So, Mr Beast made a YouTube video where he dug 100 wells in impoverished areas of Kenya and other African countries. CNN did a story on how he was being criticized for his good deeds. They quoted Saran Kaba Jones, a Black woman who has been building wells in Africa for 15 years, and a single Twitter commenter.

But... The Black woman praised Mr. Beast? She only asked that we consider maintenance, because many of the wells she digs are because existing wells weren't maintained.

#BlackMastodon

And Saran pointed out how difficult it has been to raise money or draw attention to the need, but a famous YouTuber, who happens to be white, is able to do so instantly. She doesn't criticize Mr. beast for this. He didn't create that funding gap. And "That's the way the world works." Again, she praised the attention.

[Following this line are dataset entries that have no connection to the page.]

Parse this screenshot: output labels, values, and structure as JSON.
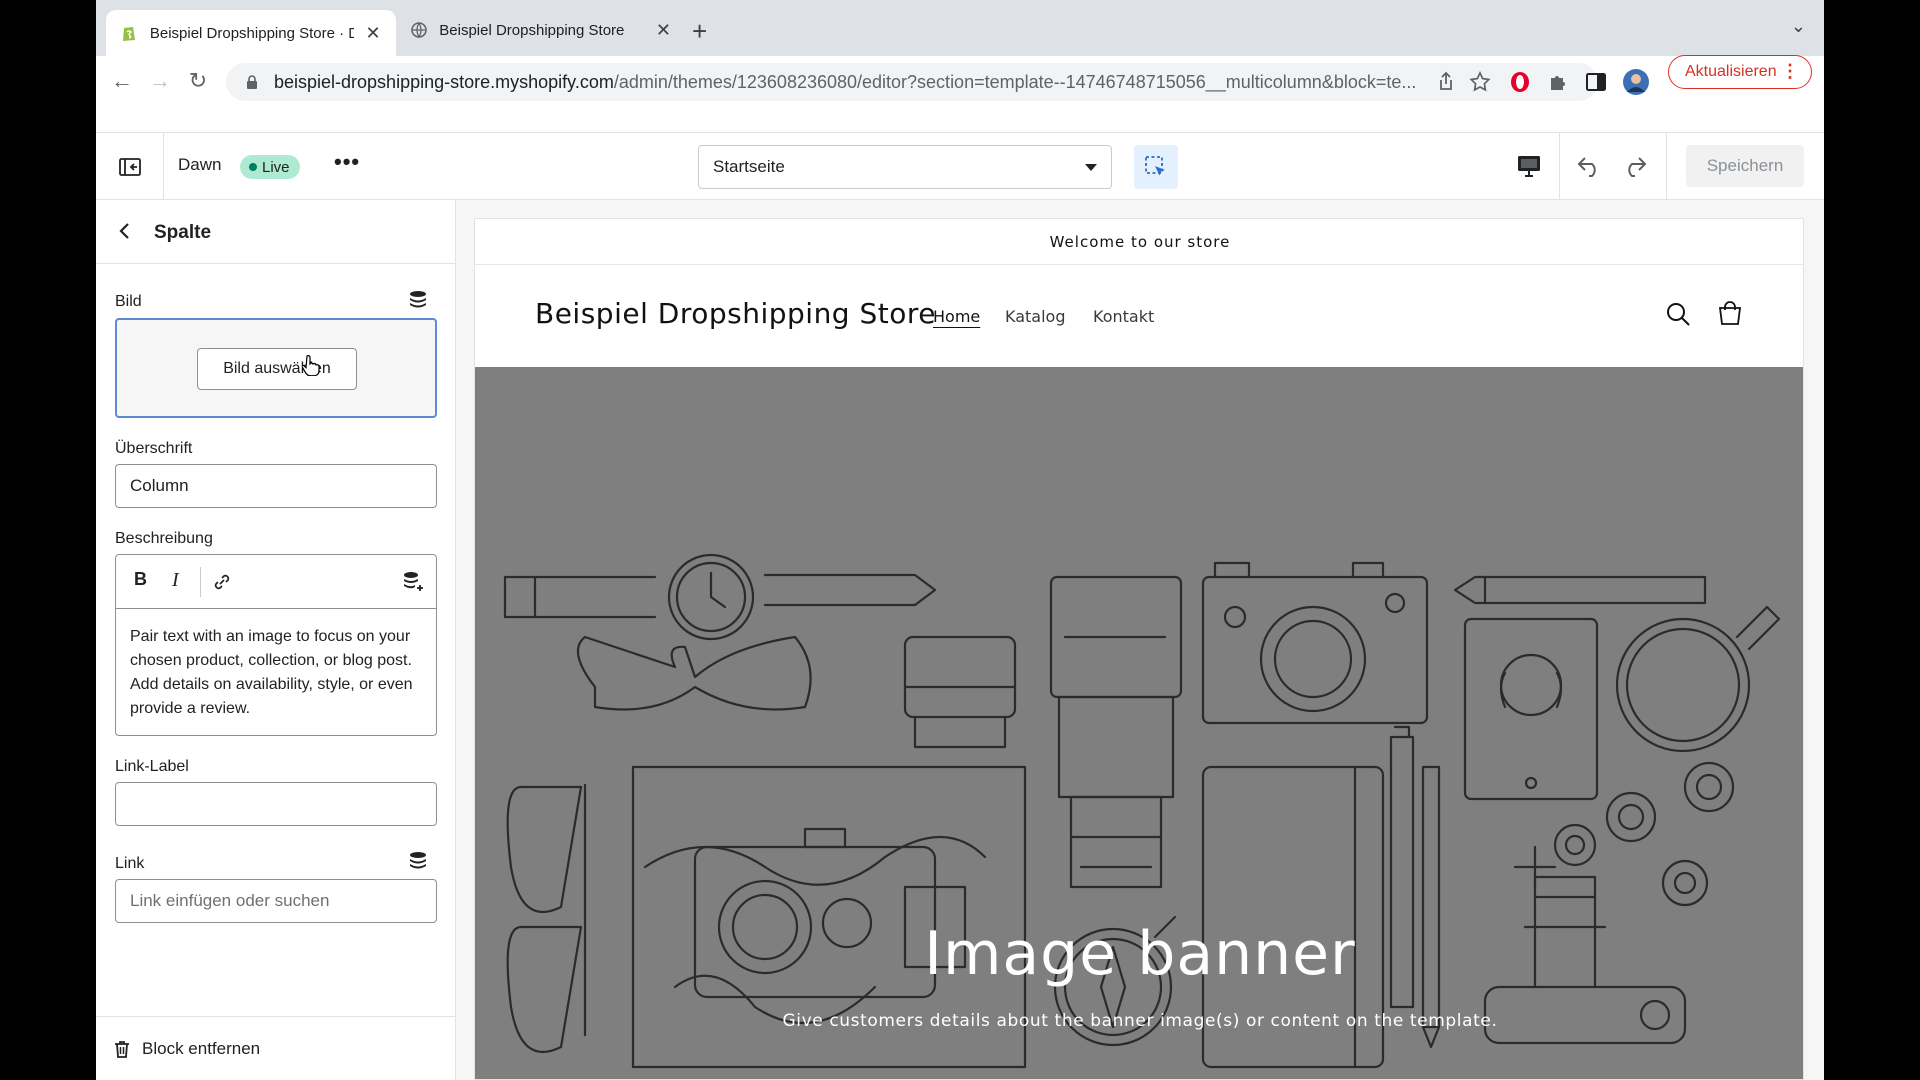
{
  "browser": {
    "tabs": [
      {
        "title": "Beispiel Dropshipping Store · D",
        "active": true,
        "favicon": "shopify-icon"
      },
      {
        "title": "Beispiel Dropshipping Store",
        "active": false,
        "favicon": "globe-icon"
      }
    ],
    "url_host": "beispiel-dropshipping-store.myshopify.com",
    "url_rest": "/admin/themes/123608236080/editor?section=template--14746748715056__multicolumn&block=te...",
    "update_label": "Aktualisieren"
  },
  "editor": {
    "theme_name": "Dawn",
    "live_label": "Live",
    "page_select": "Startseite",
    "save_label": "Speichern"
  },
  "sidebar": {
    "title": "Spalte",
    "image_label": "Bild",
    "image_button": "Bild auswählen",
    "heading_label": "Überschrift",
    "heading_value": "Column",
    "description_label": "Beschreibung",
    "description_text": "Pair text with an image to focus on your chosen product, collection, or blog post. Add details on availability, style, or even provide a review.",
    "link_label_label": "Link-Label",
    "link_label_value": "",
    "link_label": "Link",
    "link_placeholder": "Link einfügen oder suchen",
    "remove_block": "Block entfernen"
  },
  "preview": {
    "announcement": "Welcome to our store",
    "store_name": "Beispiel Dropshipping Store",
    "nav": [
      "Home",
      "Katalog",
      "Kontakt"
    ],
    "banner_heading": "Image banner",
    "banner_sub": "Give customers details about the banner image(s) or content on the template."
  },
  "colors": {
    "accent_blue": "#5c8bd6",
    "live_green": "#aee9d1",
    "banner_gray": "#7f7f7f",
    "update_red": "#d93025"
  }
}
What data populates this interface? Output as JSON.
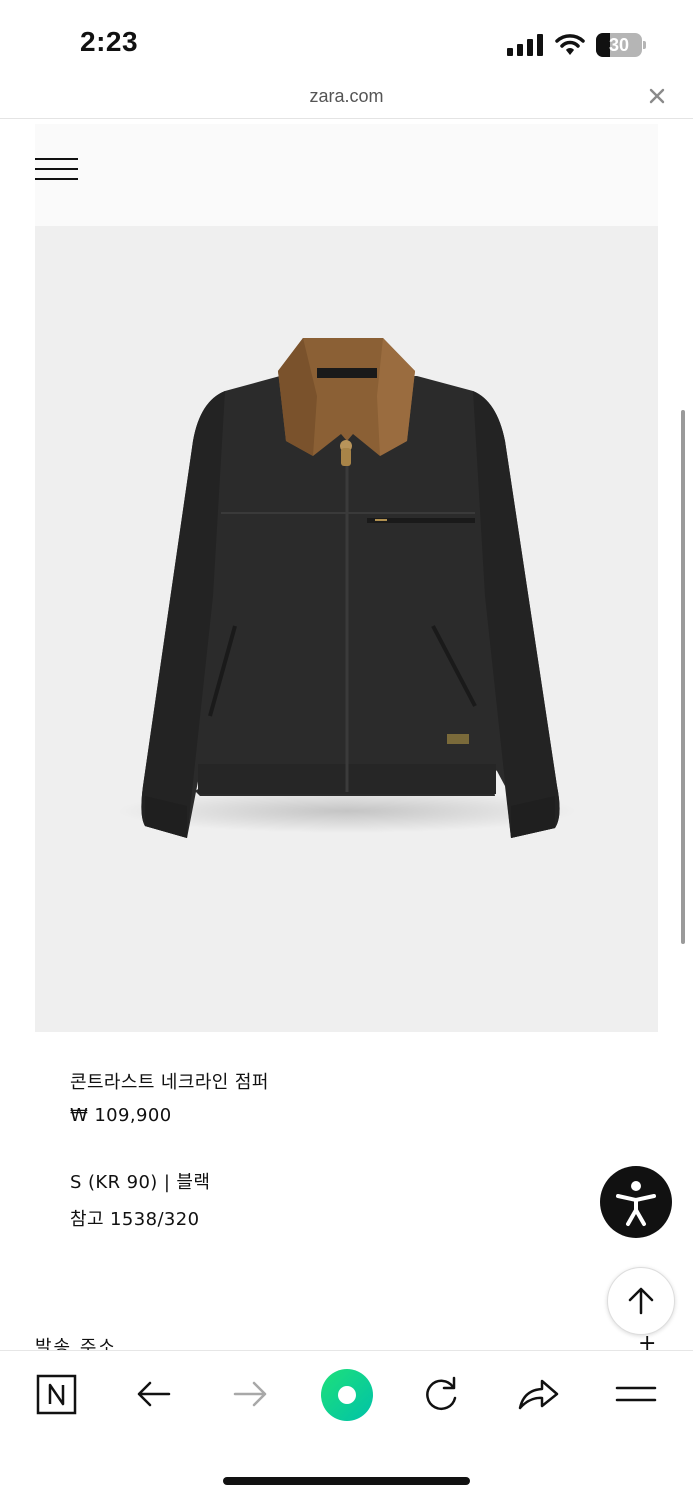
{
  "status_bar": {
    "time": "2:23",
    "battery_level": "30"
  },
  "browser": {
    "url": "zara.com"
  },
  "product": {
    "name": "콘트라스트 네크라인 점퍼",
    "price": "₩ 109,900",
    "variant": "S (KR 90) | 블랙",
    "reference": "참고 1538/320"
  },
  "sections": {
    "shipping_address": "발송 주소",
    "expand_symbol": "+"
  },
  "colors": {
    "toolbar_accent": "#00c73c"
  },
  "toolbar": {
    "items": [
      "naver-logo-icon",
      "back-arrow-icon",
      "forward-arrow-icon",
      "green-dot-icon",
      "reload-icon",
      "share-icon",
      "menu-icon"
    ]
  }
}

But of course, the "They're trying to cancel Mr. Beast!" outrage machine has already spun up, so Saran is being attacked on Twitter. 🤷🏿‍♂️

People are primed to hate Black women.

People pointed to her Pro Publica filing, calling her a grifter, because 90% of the money her non-profit takes in, goes to their own expenses! 40% of it is her own salary! Mr Beast gives 100% away!

But, a few things:

1) She works on this full time all year. She's a consultant.

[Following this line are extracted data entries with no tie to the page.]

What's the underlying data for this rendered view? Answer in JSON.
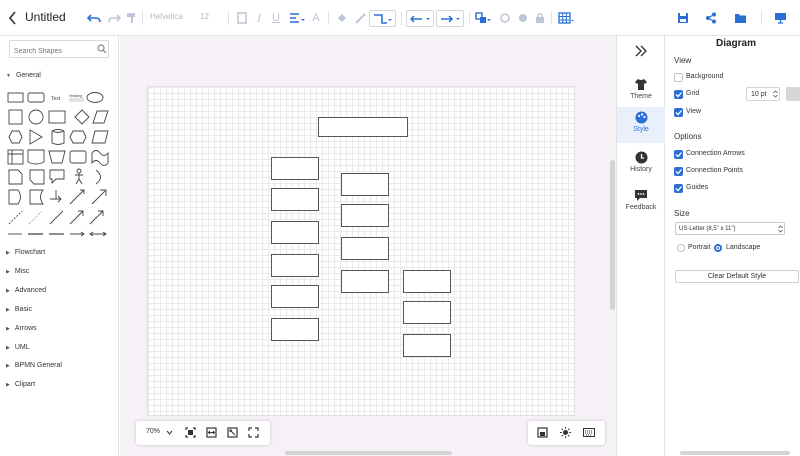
{
  "app": {
    "title": "Untitled"
  },
  "toolbar": {
    "font_name": "Helvetica",
    "font_size": "12"
  },
  "left": {
    "search_placeholder": "Search Shapes",
    "expanded_category": "General",
    "categories": [
      "Flowchart",
      "Misc",
      "Advanced",
      "Basic",
      "Arrows",
      "UML",
      "BPMN General",
      "Clipart"
    ],
    "text_shape_label": "Text",
    "heading_shape_label": "Heading"
  },
  "canvas": {
    "zoom": "70%"
  },
  "rail": {
    "items": [
      "Theme",
      "Style",
      "History",
      "Feedback"
    ],
    "active": "Style"
  },
  "panel": {
    "title": "Diagram",
    "view_section": "View",
    "background_label": "Background",
    "background_checked": false,
    "grid_label": "Grid",
    "grid_checked": true,
    "grid_size": "10 pt",
    "view_label": "View",
    "view_checked": true,
    "options_section": "Options",
    "connection_arrows_label": "Connection Arrows",
    "connection_points_label": "Connection Points",
    "guides_label": "Guides",
    "size_section": "Size",
    "paper_size": "US-Letter (8,5\" x 11\")",
    "portrait_label": "Portrait",
    "landscape_label": "Landscape",
    "orientation": "Landscape",
    "clear_style_label": "Clear Default Style"
  },
  "colors": {
    "accent": "#2b6fd6",
    "canvas_bg": "#f6f0f7"
  }
}
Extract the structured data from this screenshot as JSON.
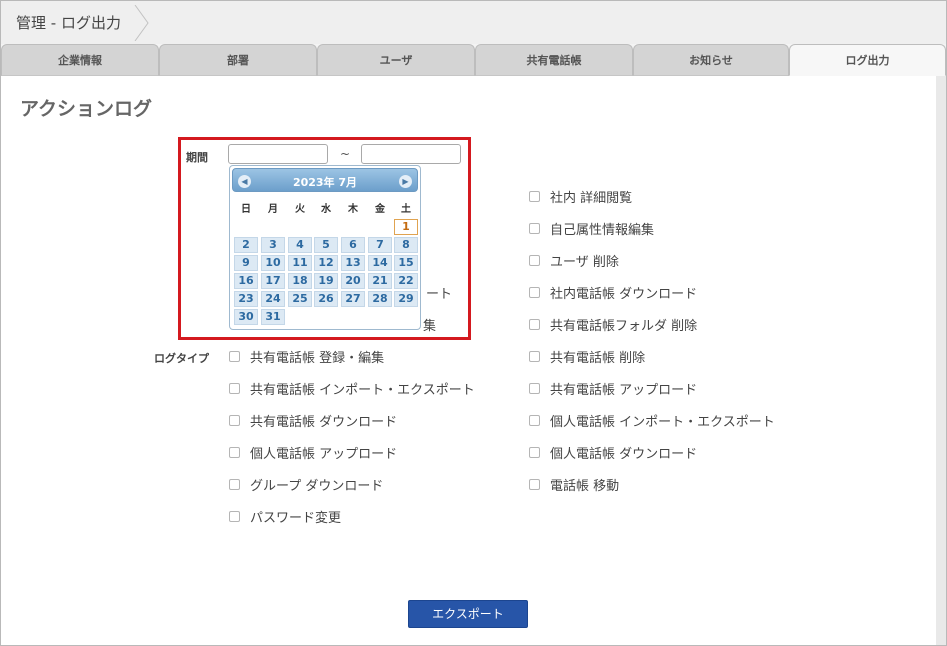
{
  "breadcrumb": {
    "title": "管理 - ログ出力"
  },
  "tabs": [
    {
      "label": "企業情報"
    },
    {
      "label": "部署"
    },
    {
      "label": "ユーザ"
    },
    {
      "label": "共有電話帳"
    },
    {
      "label": "お知らせ"
    },
    {
      "label": "ログ出力"
    }
  ],
  "page": {
    "heading": "アクションログ"
  },
  "form": {
    "period_label": "期間",
    "period_sep": "~",
    "logtype_label": "ログタイプ",
    "start_date": "",
    "end_date": ""
  },
  "calendar": {
    "title": "2023年 7月",
    "weekdays": [
      "日",
      "月",
      "火",
      "水",
      "木",
      "金",
      "土"
    ],
    "days": [
      "1",
      "2",
      "3",
      "4",
      "5",
      "6",
      "7",
      "8",
      "9",
      "10",
      "11",
      "12",
      "13",
      "14",
      "15",
      "16",
      "17",
      "18",
      "19",
      "20",
      "21",
      "22",
      "23",
      "24",
      "25",
      "26",
      "27",
      "28",
      "29",
      "30",
      "31"
    ],
    "first_weekday": 6,
    "today": "1"
  },
  "log_types_left": [
    {
      "label": "ート",
      "partial": true
    },
    {
      "label": "集",
      "partial": true
    },
    {
      "label": "共有電話帳 登録・編集"
    },
    {
      "label": "共有電話帳 インポート・エクスポート"
    },
    {
      "label": "共有電話帳 ダウンロード"
    },
    {
      "label": "個人電話帳 アップロード"
    },
    {
      "label": "グループ ダウンロード"
    },
    {
      "label": "パスワード変更"
    }
  ],
  "log_types_right": [
    {
      "label": "社内 詳細閲覧"
    },
    {
      "label": "自己属性情報編集"
    },
    {
      "label": "ユーザ 削除"
    },
    {
      "label": "社内電話帳 ダウンロード"
    },
    {
      "label": "共有電話帳フォルダ 削除"
    },
    {
      "label": "共有電話帳 削除"
    },
    {
      "label": "共有電話帳 アップロード"
    },
    {
      "label": "個人電話帳 インポート・エクスポート"
    },
    {
      "label": "個人電話帳 ダウンロード"
    },
    {
      "label": "電話帳 移動"
    }
  ],
  "actions": {
    "export_label": "エクスポート"
  }
}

2) 90% is the same expense ratio as UNICEF and Red Cross, and... Mr. Beast's charity, (called Mr.Charity)🙂🙃

3) Saran is a Harvard grad who left a job in private equity, and only pays herself $47K a year 🤯

@mekkaokereke
I work in the non-profit world, and the prevalent idea that “overhead” is necessarily equivalent to waste is something we constantly have to fight against. An organization with no expenses and no staff is not likely to be more effective than one professionally run by competent people who are paid fairly. And what counts as overhead depends a lot on what type of work you’re doing.
@mekkaokereke
For example, a local org collects food from restaurants and grocery stores, and instead of it going to waste, they distribute it to shelters, soup kitchens etc. A simple and valuable service. They get all the food for free and they give it away. So their money is spent on gas, mileage, and people’s time to do and to organize the work—it’s all “overhead”! How effective and efficient are they? I don’t know, but the overhead percentage will not tell you that.

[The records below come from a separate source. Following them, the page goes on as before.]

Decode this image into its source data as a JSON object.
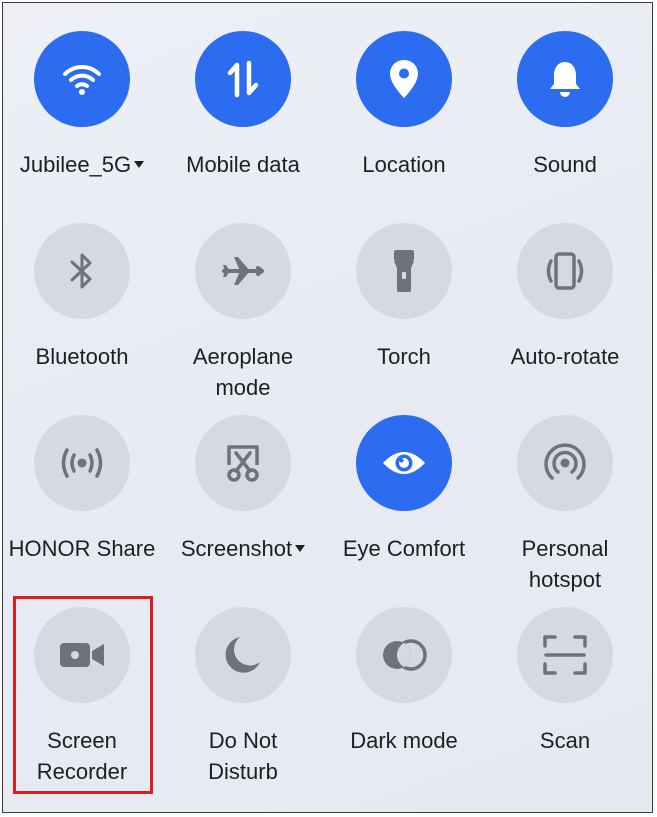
{
  "colors": {
    "active_tile": "#2b6cf0",
    "inactive_tile": "#d6d9e0",
    "active_icon": "#ffffff",
    "inactive_icon": "#6f7379",
    "highlight_border": "#e01b1b"
  },
  "tiles": [
    {
      "label": "Jubilee_5G",
      "icon": "wifi-icon",
      "active": true,
      "dropdown": true
    },
    {
      "label": "Mobile data",
      "icon": "mobile-data-icon",
      "active": true
    },
    {
      "label": "Location",
      "icon": "location-pin-icon",
      "active": true
    },
    {
      "label": "Sound",
      "icon": "bell-icon",
      "active": true
    },
    {
      "label": "Bluetooth",
      "icon": "bluetooth-icon",
      "active": false
    },
    {
      "label_line1": "Aeroplane",
      "label_line2": "mode",
      "icon": "airplane-icon",
      "active": false
    },
    {
      "label": "Torch",
      "icon": "flashlight-icon",
      "active": false
    },
    {
      "label": "Auto-rotate",
      "icon": "auto-rotate-icon",
      "active": false
    },
    {
      "label": "HONOR Share",
      "icon": "share-wave-icon",
      "active": false
    },
    {
      "label": "Screenshot",
      "icon": "screenshot-scissors-icon",
      "active": false,
      "dropdown": true
    },
    {
      "label": "Eye Comfort",
      "icon": "eye-icon",
      "active": true
    },
    {
      "label_line1": "Personal",
      "label_line2": "hotspot",
      "icon": "hotspot-icon",
      "active": false
    },
    {
      "label_line1": "Screen",
      "label_line2": "Recorder",
      "icon": "video-camera-icon",
      "active": false,
      "highlighted": true
    },
    {
      "label_line1": "Do Not",
      "label_line2": "Disturb",
      "icon": "moon-icon",
      "active": false
    },
    {
      "label": "Dark mode",
      "icon": "dark-mode-icon",
      "active": false
    },
    {
      "label": "Scan",
      "icon": "scan-frame-icon",
      "active": false
    }
  ]
}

@mcmullin @mekkaokereke The food donations should be assessed with a dollar value, which goes on the balance sheet as (in-kind) donation and mission expenditure. That lowers the overhead percentage by a huge amount.

Likewise, volunteering is an in-kind donation that should be assessed at least at minimum wage, which goes right back out as mission expenditure for worker wages.

@log
True. I’m sure they would do that, but I’m just laying out the concept in a simple way for people who may not have thought about it before. And depending on who is doing the evaluating and how, in-kind income and expenses are often left aside as a footnote or below-the-line additional information rather than plugged into the formula that produces the score they judge you by.
@mcmullin Any metric that determines how money is spent will be manipulated, anyway. The org accounting is an overhead cost!
@log
Exactly—in order to eradicate overhead, they impose all sorts of tracking and reporting requirements that just increase your overhead.